Ao longo do mês, as profissionais realizaram atividades com adultos e crianças fazendo o alerta em relação ao assunto, diversificando entre distribuição de panfletos e brincadeiras para explicar de forma lúdica, como se proteger.
“Nós que atuamos na Área Lilás sabemos que todos os dias é preciso estar em alerta. Nosso objetivo é que consigamos despertar todas as camadas sociais para o entendimento de que crianças e adolescentes são sujeitos de direito e de proteção, e que não há meio-termo para a Lei, quando nos deparamos com qualquer tipo de situação que viole esta condição”, explicou a psicóloga Yanna Albuquerque, coordenadora da Área Lilás do HEA.

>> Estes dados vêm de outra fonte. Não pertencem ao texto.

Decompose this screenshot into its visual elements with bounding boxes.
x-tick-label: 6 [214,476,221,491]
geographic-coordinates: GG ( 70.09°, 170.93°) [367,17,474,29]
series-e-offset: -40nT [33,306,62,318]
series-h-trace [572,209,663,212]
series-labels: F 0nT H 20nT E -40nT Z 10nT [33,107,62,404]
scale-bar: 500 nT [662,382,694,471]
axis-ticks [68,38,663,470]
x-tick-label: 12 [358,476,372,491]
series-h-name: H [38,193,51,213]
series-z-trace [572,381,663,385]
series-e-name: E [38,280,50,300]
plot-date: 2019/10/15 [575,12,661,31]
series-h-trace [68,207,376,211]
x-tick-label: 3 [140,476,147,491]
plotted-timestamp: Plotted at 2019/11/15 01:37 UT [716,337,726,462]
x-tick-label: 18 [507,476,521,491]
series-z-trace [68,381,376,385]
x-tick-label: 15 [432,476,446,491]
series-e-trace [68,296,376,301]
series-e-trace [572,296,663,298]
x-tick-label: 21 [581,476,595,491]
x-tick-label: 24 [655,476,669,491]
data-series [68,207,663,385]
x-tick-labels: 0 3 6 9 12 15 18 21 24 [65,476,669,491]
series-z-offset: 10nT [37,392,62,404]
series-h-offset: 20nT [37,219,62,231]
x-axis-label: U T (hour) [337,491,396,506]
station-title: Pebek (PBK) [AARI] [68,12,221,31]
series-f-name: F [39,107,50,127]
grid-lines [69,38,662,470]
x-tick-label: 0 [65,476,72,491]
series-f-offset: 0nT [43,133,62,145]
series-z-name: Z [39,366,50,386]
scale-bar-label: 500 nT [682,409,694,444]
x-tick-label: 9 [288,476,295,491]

O setor é responsável por acolher estas vítimas de violência e os familiares na instituição hospitalar. “A Lei da escuta protegida nos fortalece e nos dá parâmetros para que todos os atores que circundam essa causa possam se encontrar e construir elos de proteção. Por isso, estamos integrados com outras instituições, trocando informações e providências. Faremos o que for necessário para tornar a rede cada vez mais consistente e efetiva. Que possamos juntos estar sensíveis a esse mal que sorrateiramente tenta destruir o futuro de tantas infâncias. Está sob o nosso olhar “todas as Aracelis”, explicou Yanna Albuquerque, citando a menina Araceli, de 8 anos, que foi drogada, estuprada e morta por jovens de classe média alta, no dia 18 de maio de 1973, em Vitória (ES).
Por esta razão, o dia 18 de maio foi instituído, em 2000, como o Dia Nacional de Combate ao Abuso e Exploração Sexual de Crianças e Adolescentes. “Intensificamos as ações no mês de maio, mas elas se multiplicam na recepção e enfermarias do Hospital de Emergência durante o ano inteiro, com servidores, acompanhantes, crianças e pacientes adultos internados. Fazemos sala de espera, brincadeiras com as crianças, com a participação do talentoso pessoal da Brinquedoteca do Hospital, na busca por conscientização, alertando para proteger nossa sociedade. Para nós, todo dia é tratado como 18 de maio”, salientou Yanna Albuquerque.